Most effective is the planning commission. This element of the county has long-established guidelines and procedure, works with and for our public and has the ability to accept changes for the betterment and development of our county.
After sitting through the budget hearings, I have to say our method of budgeting and finance is ineffective. The lack of communications and respect between our commissioners and the county controller has added to the complications of establishing a budget. I see this as a true injustice to the employees and people of Clearfield County.
- How would you fight the current drug epidemic that’s created a budget crisis for Clearfield County?
The hardship that the drug epidemic has put on the county budget will be ongoing for years. What we can do is get people talking about this epidemic; it has affected everyone and we can no longer avoid talking about it.
In talking about the drug crisis with one another we must reduce the stigma associated with this epidemic. People don’t wake up one day and say “this is the day I will try drugs.”
Addiction is an illness, and people suffering with substance abuse need combined behavioral health therapies with pharmaceutical treatment.
Ask yourself if this illness would occur to you or your loved one, how do you want people to talk to you about it?
We will not conquer the epidemic overnight; this will be a challenge that will take years. You can help by attending education and prevention activities held by the Clearfield Jefferson Drug & Alcohol Commission (CDJDAC).
If you are a person suffering from substance abuse, there is help and all information is confidential; call 1-800-892-9002.
- As county commissioner, what do you feel is the best way to address the overpopulation issue at the Clearfield County Jail?
We know there is more than one method to reduce the population at the jail. I believe implementing new court programs would help. Drug Court, Mental Health Court and Veterans Court.
These are all evidence-based practices that have been practiced across Pennsylvania since 1989. Outcomes vary by county, with the most prominent outcome being a reduction in recidivism.
The county needs a feasibility study on the jail that includes the infrastructure, facility, operations and procedures. Then our elected officials, departments and categorical agencies must come together to address the challenges we face at the jail and in our corrections system. We can conquer this challenge efficiently and effectively if we all work together.

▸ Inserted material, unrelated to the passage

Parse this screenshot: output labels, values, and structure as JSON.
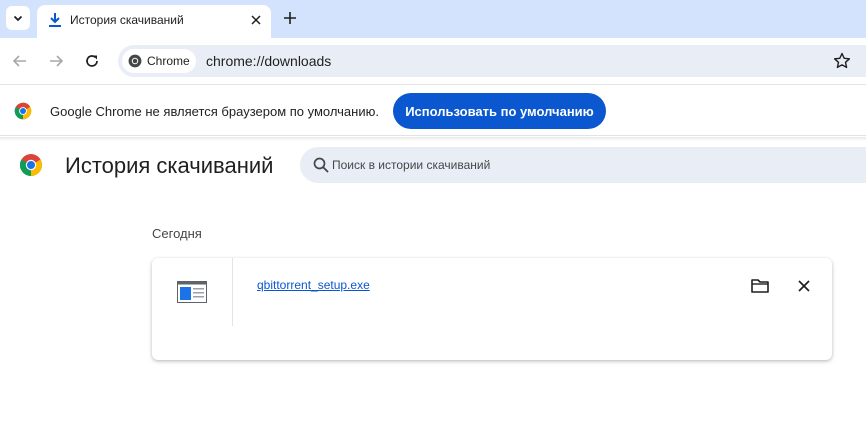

- What one area of county government would receive more attention if you were elected?
This question comes with moving targets, and I aim very well. Without a doubt, I will be attending to the area of greatest need in January.
Commissioners are charged with the duties and responsibilities of the following: legislative powers, budget and finance, risk management and insurance considerations, purchasing and contracts, human services, taxation and tax administration, corrections, communications, public safety, transportation public works, land use, solid waste, agriculture, veterans affairs, county libraries, weights and measures, conservation district and Penn State Cooperative.
As you can see there are plenty of areas to attend to. My focus will be communicating with the department heads and staff to assure they have what they need run this county efficiently.
- If the county received a $1 million grant to use in anyway it wanted, how would you use it?
I would use it to develop a smart and strategic plan of the county. Then based on findings, use the balance to begin addressing the needs identified.
Our governing body is reacting to issues, not preventing them, because there are no set goals or objectives. Establishing a plan with a mission and goals is essential in order to move this county forward.